Читать книгу Michelangelo – Der überhörte Weckruf - Lieselotte Bestmann - Страница 5
ОглавлениеZur Familiengeschichte
Michelangelo wurde am 6. März 1475 in Caprese, einem kleinen Ort in der Nähe von Arezzo, geboren. Sein Vater Ludovico Buonarroti Simoni war zu diesem Zeitpunkt dort Podestà, eine Art von Bürgermeister und Richter. Seine Amtszeit endete bereits am 1. April 1475 und die Eltern kehrten mit dem älteren Sohn nach Florenz zurück. Der kleine Michelangelo wurde einer Amme, der Frau eines Steinmetzen in Settignano, übergeben. Die Familie Buonarroti besaß dort ein kleines Landgut, das ihnen jedoch nur geringen Ertrag einbrachte. Dieser Ort, in dem zahlreiche Steinmetze lebten und arbeiteten, hat Michelangelo das ganze Leben hindurch magisch angezogen. Er fühlte sich den Menschen innig verbunden und hat später seinen Biographen gegenüber geäußert, dass er die Liebe zu Hammer und Meißel wahrscheinlich bereits mit der Ammenmilch eingesogen habe. 1481 verstarb seine leibliche Mutter nachdem noch drei weitere Söhne das Licht der Welt erblickt hatten. Michelangelo war damals gerade sechs Jahre alt. Die Haushaltsführung wurde von Familienangehörigen übernommen. Der Vater heiratete später noch einmal. Die Familie Buonarroti Simoni gehörte zwar dem niederen Adel an, verfügte jedoch zu dem Zeitpunkt kaum über Einnahmequellen. Der Vater verdiente den Unterhalt für seine Familie durch wechselnde, ihm standesgemäß erscheinende Verwaltungstätigkeiten, immer in dem Bemühen, das Ansehen der Familie hoch zu halten und wieder einigen Wohlstand zu erwerben.
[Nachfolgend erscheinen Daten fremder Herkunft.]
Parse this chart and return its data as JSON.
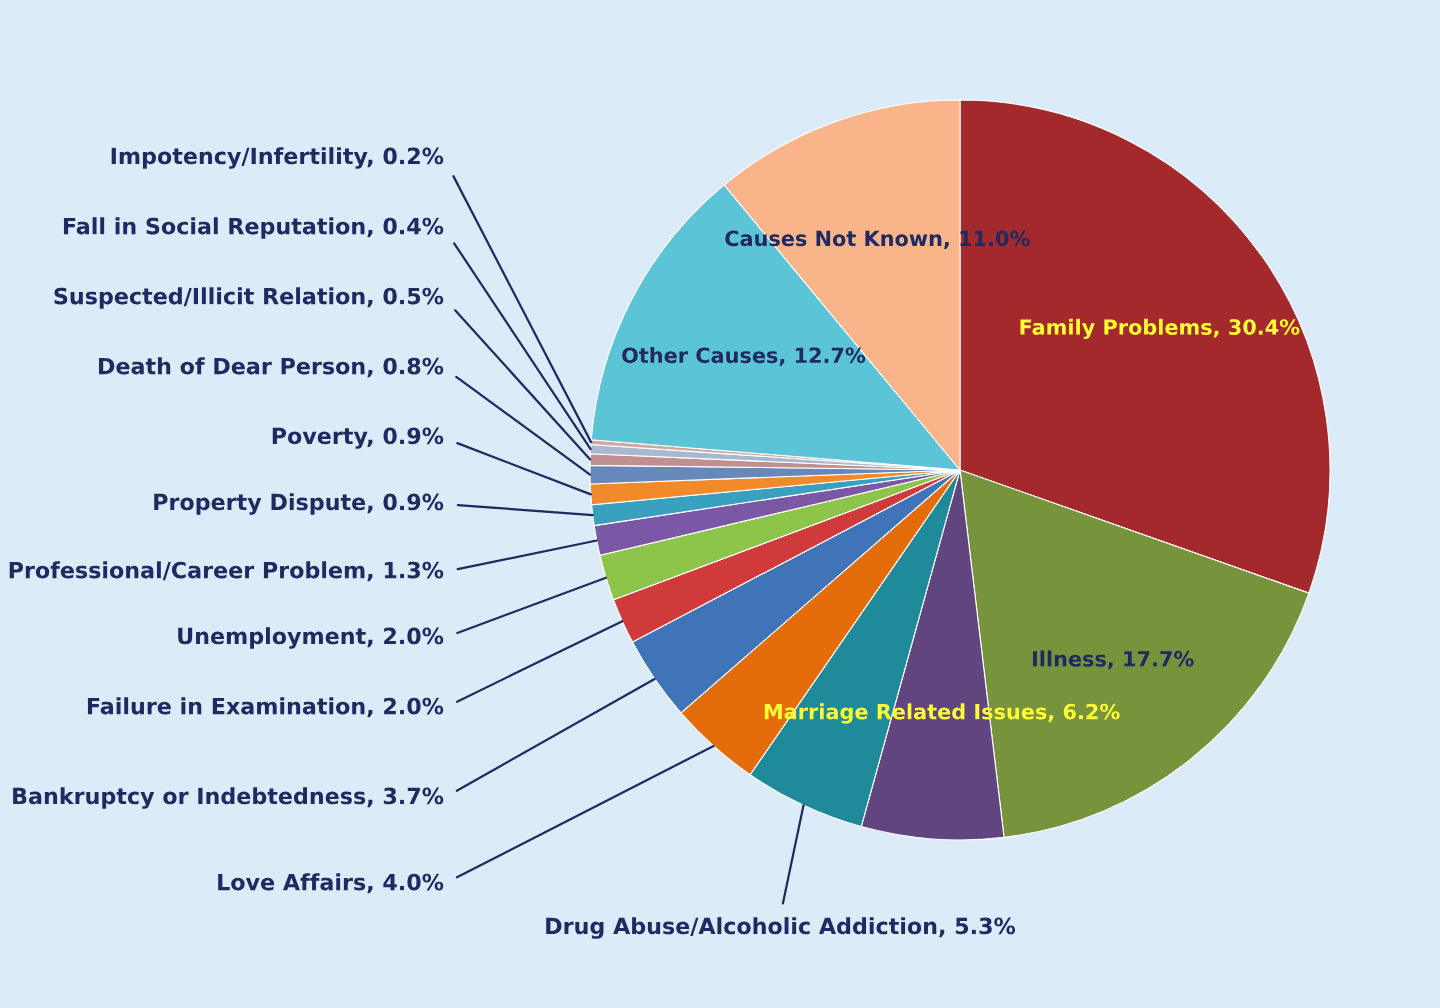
{
  "chart_data": {
    "type": "pie",
    "categories": [
      "Family Problems",
      "Illness",
      "Marriage Related Issues",
      "Drug Abuse/Alcoholic Addiction",
      "Love Affairs",
      "Bankruptcy or Indebtedness",
      "Failure in Examination",
      "Unemployment",
      "Professional/Career Problem",
      "Property Dispute",
      "Poverty",
      "Death of Dear Person",
      "Suspected/Illicit Relation",
      "Fall in Social Reputation",
      "Impotency/Infertility",
      "Other Causes",
      "Causes Not Known"
    ],
    "values": [
      30.4,
      17.7,
      6.2,
      5.3,
      4.0,
      3.7,
      2.0,
      2.0,
      1.3,
      0.9,
      0.9,
      0.8,
      0.5,
      0.4,
      0.2,
      12.7,
      11.0
    ],
    "value_labels": [
      "30.4%",
      "17.7%",
      "6.2%",
      "5.3%",
      "4.0%",
      "3.7%",
      "2.0%",
      "2.0%",
      "1.3%",
      "0.9%",
      "0.9%",
      "0.8%",
      "0.5%",
      "0.4%",
      "0.2%",
      "12.7%",
      "11.0%"
    ],
    "colors": [
      "#a3292c",
      "#77933c",
      "#60457e",
      "#1f8a99",
      "#e46c0a",
      "#3f74b8",
      "#d03a3a",
      "#8dc44a",
      "#7a58a6",
      "#3aa0c0",
      "#f08a2a",
      "#6688bb",
      "#c09090",
      "#a8b8d0",
      "#d0a8a0",
      "#5bc4d6",
      "#f9b48a"
    ]
  }
}
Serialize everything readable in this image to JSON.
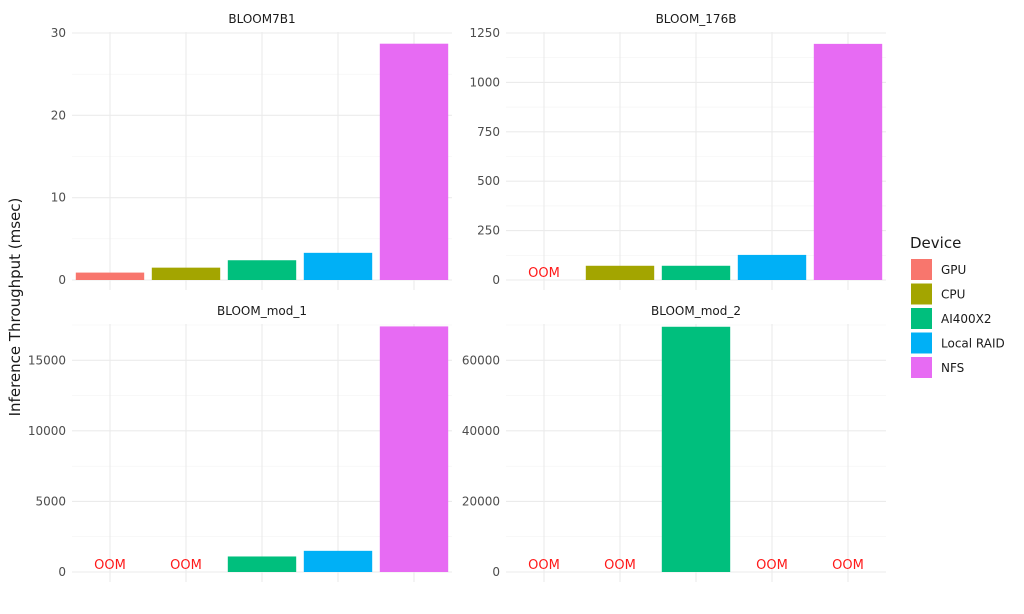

Der Vater erkannte früh die außerordentlich gute Auffassungsgabe Michelangelos und schickte ihn daher auf eine Grammatik-Schule in der Absicht, ihn die juristische Laufbahn einschlagen zu lassen. Doch diese Hoffnung wurde bitter enttäuscht. Michelangelo machte zwar einige Fortschritte, verbrachte jedoch den größten Teil der Unterrichtsstunden mit der Anfertigung von Zeichnungen.
Eine wichtige Rolle spielte in dieser Zeit seine Freundschaft mit dem einige Jahre älteren Francesco Granacci, der sich bereits in einem Ausbildungsverhältnis in der Werkstatt von Domenico Ghirlandaio befand, des damals berühmtesten Malers von Florenz. Granacci versorgte seinen Freund heimlich sowohl mit Zeichenpapier als auch mit Vorlagen zum Kopieren und ermutigte ihn offensichtlich immer wieder, seiner Begabung und seinen Neigungen nachzugehen. Heftigste Auseinandersetzungen mit dem Vater konnten nicht ausbleiben. Für Ludovico Buonarroti waren nach dem damaligen Zeitverständnis sowohl Bildhauer als auch Maler Handwerker, ein Berufsstand, der für ein Mitglied der Familie Buonarroti Simoni weder standesgemäß noch akzeptabel war. Und doch gelang es, dass der damals dreizehnjährige Michelangelo am 1. April 14881 offiziell und mit Vertrag als Lehrling in die Werkstatt Domenico Ghirlandaios aufgenommen wurde.
1 Vasari (V1.2.949), zit. nach Murray, Michelangelo, S. 13.